Labour MPs and ministers who called for independent inquiries or national measures in opposition are now refusing them. There is an effort to point to previous inquiries, such as the wide-ranging Independent Inquiry into Child Sexual Abuse, which reported in 2022, as having addressed these issues. But local councils feel there is still a need for further investigation, and the ministers who are now doing nothing once thought the same. The inaction is a gift to the far-right.

And, as if on cue, up stepped Musk to put his ignorance on full display once again, posting on Twitter/X that Jess Phillips “deserves to be in prison” over her role in the scandal. It was a bizarre remark, given that Phillips has only been the safeguarding minister for six months and, when she was a backbench MP, she was one of the most persistent campaigners for justice for the victims. On Friday, the Telegraph splashed with news of the bizarre attack on Phillips, laundering Musk’s bizarre remarks into the supposedly respectable mainstream.

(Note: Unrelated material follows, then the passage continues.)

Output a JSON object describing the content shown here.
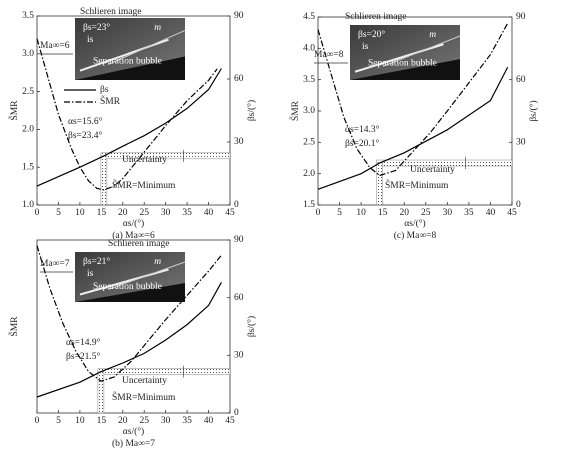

That telling the public not to care about these issues doesn’t work, and it helps the far-right look like they’re on to something. The details of these criminal cases are horrifying. The Independent Inquiry into Child Sexual Abuse was primarily focused on a different scandal – of institutional child abuse in organisations run and managed by the state.

Public confidence that something like the Rotherham scandal couldn’t happen again is low. It is a straightforward failure of mainstream politics that ministers – especially of a governing party that hasn’t been in power for 14 years – can’t grasp that and tackle it. The result is that a worryingly large slice of the public looks to Tommy Robinson, the wider far-right – or even Elon Musk – as the only people who care about abuse.

But in reality, Elon Musk and Yaxley-Lennon are opportunistic grifters spreading obvious falsehoods. Our real source of alarm should be that mainstream politicians can’t win an argument against them.